What is arbitration?
Arbitration is a process in which each person in a dispute presents his/her case before an impartial person or panel of neutral arbitrators, who are professionals trained to evaluate disagreements and then render a decision or award. The parties agree to arbitrate either from a contractual relationship of the parties prior to their dispute, in which they agreed that any disputes arising under their contract will be settled by arbitration, or from a separate arbitration agreement entered into by disputing parties who want to avoid the expense, delay, risk and publicity of courtroom litigation. The parties can structure their arbitration agreement the way they want it and can control the scope of the arbitrator’s authority.
Is the decision rendered in arbitration legally binding?
Most arbitrations are binding, as most parties choose arbitration because they seek a quicker, less expensive and final end to their dispute. However, if the parties so agree, their arbitration can be non-binding. Then the arbitrator’s decision serves as a basis for the parties’ further settlement negotiations. Also, arbitration can be conditionally binding, if the parties agree. For example, some larger commercial enterprises agree that if the company is not satisfied with the decision, it is still binding; but if the customer is not satisfied and wants to pursue other remedies, it is not binding.
Is arbitration affordable?
Arbitration is not as expensive as litigation, unless the arbitrating parties agree to unlimited discovery and legal motions. With arbitration, the parties usually save time, energy and expense associated with prolonged conflict and litigation.
Should I have an attorney represent me in arbitration?
This often depends on the complexity of the matter, whether the other party is represented by counsel, the amount in dispute or the subject matter of the dispute. Generally speaking, it is probably not advisable to arbitrate a matter without counsel if the other party has counsel. Arbitrators generally do not advise parties on how to present their cases.
What are the benefits of arbitration?
- Reduced Costs.
A small case, for example, may be decided on the basis of submitted documents alone, which can reduce costs significantly.
- Efficiency and Speed of Decisions.
Some court dockets have two or more years of waiting time.
- Decision at Certain Time.
Arbitration can ensure that a definitive decision will be rendered within the time period established by the parties, which is not true for litigation.
- Convenient Hearing Dates.
Because arbitration hearings are scheduled according to the availability of the parties, hearing dates are convenient and conflict-free.
- Ability to Select an Arbitrator with Specific Expertise or Background.
- Reduced Risk.
Avoiding the risk of erratic jury verdicts and awards can be a substantial benefit. Some juries have made their decision based solely on the defendant's name. A legally-trained and knowledgeable arbitrator can be relied upon to base a decision on the facts and the law, not some extraneous prejudicial factor.
- Privacy and Confidentiality.
Arbitrations are held in private and are confidential, unless the parties agree otherwise.

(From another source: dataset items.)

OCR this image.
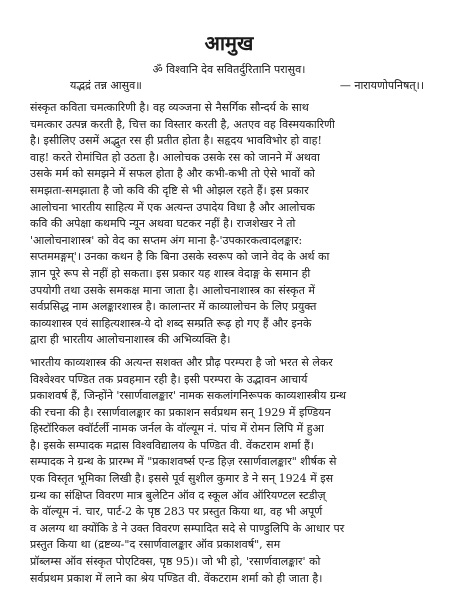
आमुख
ॐ विश्वानि देव सवितर्दुरितानि परासुव।
यद्भद्रं तन्न आसुव॥	— नारायणोपनिषत्।।
संस्कृत कविता चमत्कारिणी है। वह व्यञ्जना से नैसर्गिक सौन्दर्य के साथ
चमत्कार उत्पन्न करती है, चित्त का विस्तार करती है, अतएव वह विस्मयकारिणी
है। इसीलिए उसमें अद्भुत रस ही प्रतीत होता है। सहृदय भावविभोर हो वाह!
वाह! करते रोमांचित हो उठता है। आलोचक उसके रस को जानने में अथवा
उसके मर्म को समझने में सफल होता है और कभी-कभी तो ऐसे भावों को
समझता-समझाता है जो कवि की दृष्टि से भी ओझल रहते हैं। इस प्रकार
आलोचना भारतीय साहित्य में एक अत्यन्त उपादेय विधा है और आलोचक
कवि की अपेक्षा कथमपि न्यून अथवा घटकर नहीं है। राजशेखर ने तो
'आलोचनाशास्त्र' को वेद का सप्तम अंग माना है-'उपकारकत्वादलङ्कार:
सप्तममङ्गम्'। उनका कथन है कि बिना उसके स्वरूप को जाने वेद के अर्थ का
ज्ञान पूरे रूप से नहीं हो सकता। इस प्रकार यह शास्त्र वेदाङ्ग के समान ही
उपयोगी तथा उसके समकक्ष माना जाता है। आलोचनाशास्त्र का संस्कृत में
सर्वप्रसिद्ध नाम अलङ्कारशास्त्र है। कालान्तर में काव्यालोचन के लिए प्रयुक्त
काव्यशास्त्र एवं साहित्यशास्त्र-ये दो शब्द सम्प्रति रूढ़ हो गए हैं और इनके
द्वारा ही भारतीय आलोचनाशास्त्र की अभिव्यक्ति है।
भारतीय काव्यशास्त्र की अत्यन्त सशक्त और प्रौढ़ परम्परा है जो भरत से लेकर
विश्वेश्वर पण्डित तक प्रवहमान रही है। इसी परम्परा के उद्भावन आचार्य
प्रकाशवर्ष हैं, जिन्होंने 'रसार्णवालङ्कार' नामक सकलांगनिरूपक काव्यशास्त्रीय ग्रन्थ
की रचना की है। रसार्णवालङ्कार का प्रकाशन सर्वप्रथम सन् 1929 में इण्डियन
हिस्टॉरिकल क्वॉर्टर्ली नामक जर्नल के वॉल्यूम नं. पांच में रोमन लिपि में हुआ
है। इसके सम्पादक मद्रास विश्वविद्यालय के पण्डित वी. वेंकटराम शर्मा हैं।
सम्पादक ने ग्रन्थ के प्रारम्भ में "प्रकाशवर्ष्स एन्ड हिज़ रसार्णवालङ्कार" शीर्षक से
एक विस्तृत भूमिका लिखी है। इससे पूर्व सुशील कुमार डे ने सन् 1924 में इस
ग्रन्थ का संक्षिप्त विवरण मात्र बुलेटिन ऑव द स्कूल ऑव ऑरियण्टल स्टडीज़्
के वॉल्यूम नं. चार, पार्ट-2 के पृष्ठ 283 पर प्रस्तुत किया था, वह भी अपूर्ण
व अलग्य था क्योंकि डे ने उक्त विवरण सम्पादित सदे से पाण्डुलिपि के आधार पर
प्रस्तुत किया था (द्रष्टव्य-"द रसार्णवालङ्कार ऑव प्रकाशवर्ष", सम
प्रॉब्लम्स ऑव संस्कृत पोएटिक्स, पृष्ठ 95)। जो भी हो, 'रसार्णवालङ्कार' को
सर्वप्रथम प्रकाश में लाने का श्रेय पण्डित वी. वेंकटराम शर्मा को ही जाता है।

- Finality and Enforceability.
Arbitration decisions are generally not appealable.
- Preservation of Business Relationships.
Arbitrations are usually less heated than a trial and can result in a more creative award that may not terminate a business relationship. Also, arbitration enables the parties to obtain a decision without waiting for years while the dispute festers. The quick decision can do a lot to preserve a relationship.

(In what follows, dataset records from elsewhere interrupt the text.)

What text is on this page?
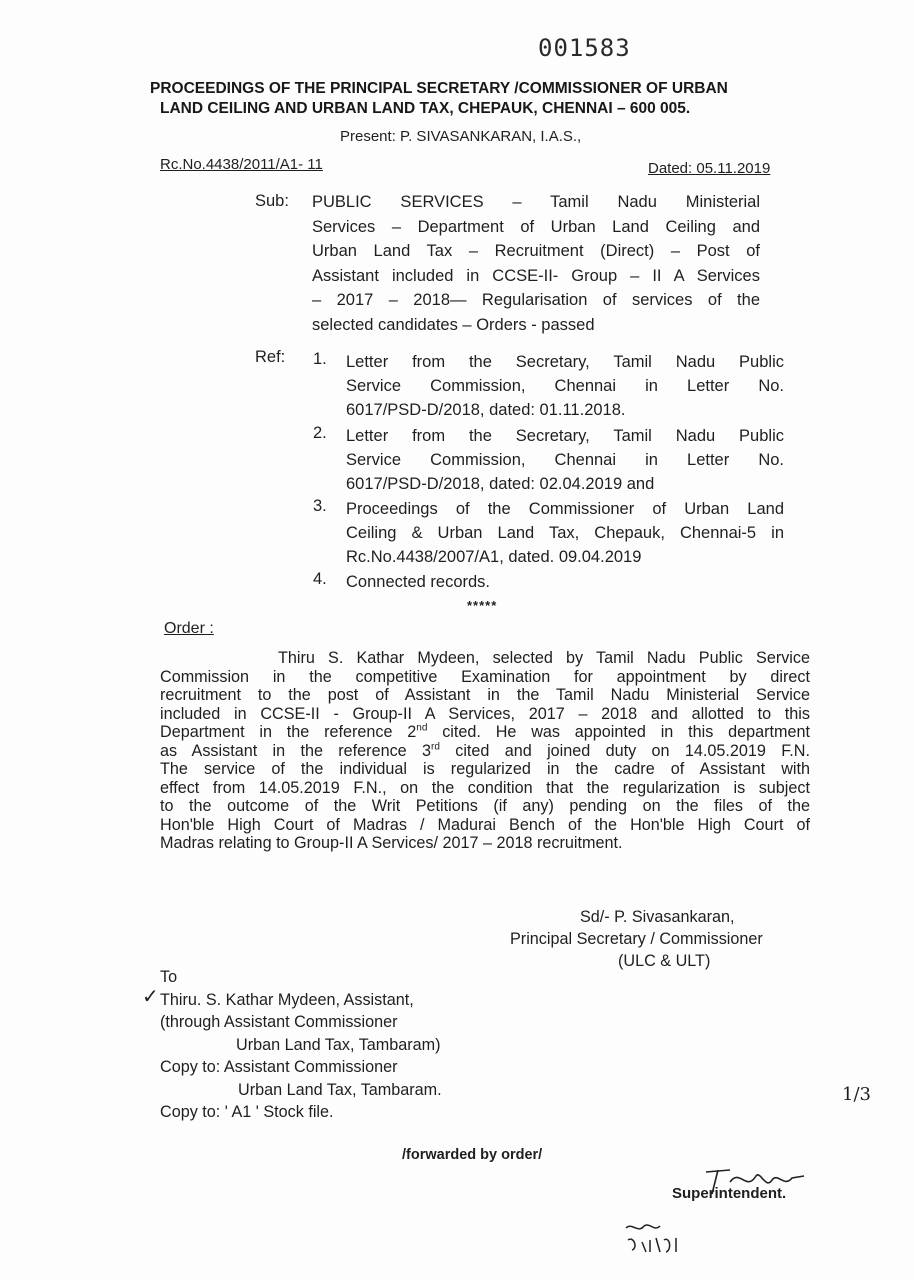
001583
PROCEEDINGS OF THE PRINCIPAL SECRETARY /COMMISSIONER OF URBAN
LAND CEILING AND URBAN LAND TAX, CHEPAUK, CHENNAI – 600 005.
Present: P. SIVASANKARAN, I.A.S.,
Rc.No.4438/2011/A1- 11	Dated: 05.11.2019
Sub: PUBLIC SERVICES – Tamil Nadu Ministerial
Services – Department of Urban Land Ceiling and
Urban Land Tax – Recruitment (Direct) – Post of
Assistant included in CCSE-II- Group – II A Services
– 2017 – 2018— Regularisation of services of the
selected candidates – Orders - passed
Ref: 1. Letter from the Secretary, Tamil Nadu Public
Service Commission, Chennai in Letter No.
6017/PSD-D/2018, dated: 01.11.2018.
2. Letter from the Secretary, Tamil Nadu Public
Service Commission, Chennai in Letter No.
6017/PSD-D/2018, dated: 02.04.2019 and
3. Proceedings of the Commissioner of Urban Land
Ceiling & Urban Land Tax, Chepauk, Chennai-5 in
Rc.No.4438/2007/A1, dated. 09.04.2019
4. Connected records.
*****
Order :
Thiru S. Kathar Mydeen, selected by Tamil Nadu Public Service
Commission in the competitive Examination for appointment by direct
recruitment to the post of Assistant in the Tamil Nadu Ministerial Service
included in CCSE-II - Group-II A Services, 2017 – 2018 and allotted to this
Department in the reference 2nd cited. He was appointed in this department
as Assistant in the reference 3rd cited and joined duty on 14.05.2019 F.N.
The service of the individual is regularized in the cadre of Assistant with
effect from 14.05.2019 F.N., on the condition that the regularization is subject
to the outcome of the Writ Petitions (if any) pending on the files of the
Hon'ble High Court of Madras / Madurai Bench of the Hon'ble High Court of
Madras relating to Group-II A Services/ 2017 – 2018 recruitment.
Sd/- P. Sivasankaran,
Principal Secretary / Commissioner
(ULC & ULT)
✓
To
Thiru. S. Kathar Mydeen, Assistant,
(through Assistant Commissioner
Urban Land Tax, Tambaram)
Copy to: Assistant Commissioner
Urban Land Tax, Tambaram.
Copy to: ' A1 ' Stock file.
1/3
/forwarded by order/
Superintendent.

- Simpler and Less Legalistic than a Trial.
While arbitrators must apply the law, arbitrations are usually conducted without all the discovery processes and many motions and objections found in the courtroom.
- Playing Field Leveled.
An arbitrator generally has more flexibility in the hearing process and can accommodate having one party without a lawyer and/or one party having significantly smaller resources than the other. While the arbitrator’s job is not to tell a party how to make his case, arbitrators often ask questions of their own to determine the truth much more than judges do.

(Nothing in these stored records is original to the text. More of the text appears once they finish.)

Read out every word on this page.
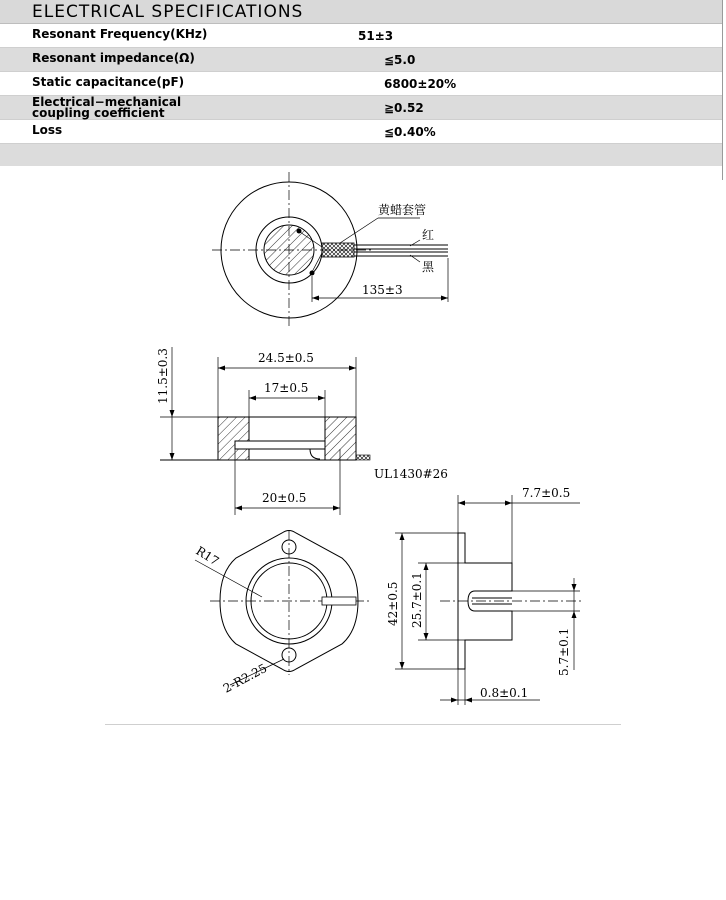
ELECTRICAL SPECIFICATIONS
Resonant Frequency(KHz)	51±3
Resonant impedance(Ω)	≦5.0
Static capacitance(pF)	6800±20%
Electrical−mechanical
coupling coefficient	≧0.52
Loss	≦0.40%
黄蜡套管
红
黑
135±3
24.5±0.5
17±0.5
20±0.5
UL1430#26
11.5±0.3
R17
2-R2.25
7.7±0.5
42±0.5 25.7±0.1
5.7±0.1
0.8±0.1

How do I choose an arbitrator?
The single most important factor in choosing an arbitrator is to pick one who is neutral--who has no significant relationship with either party. Arbitrators are usually chosen because of their character and integrity and for knowledge of the business from which the controversy arises. Unless the agreement to arbitrate provides otherwise, an arbitrator need not be an expert in the field on which the dispute is based.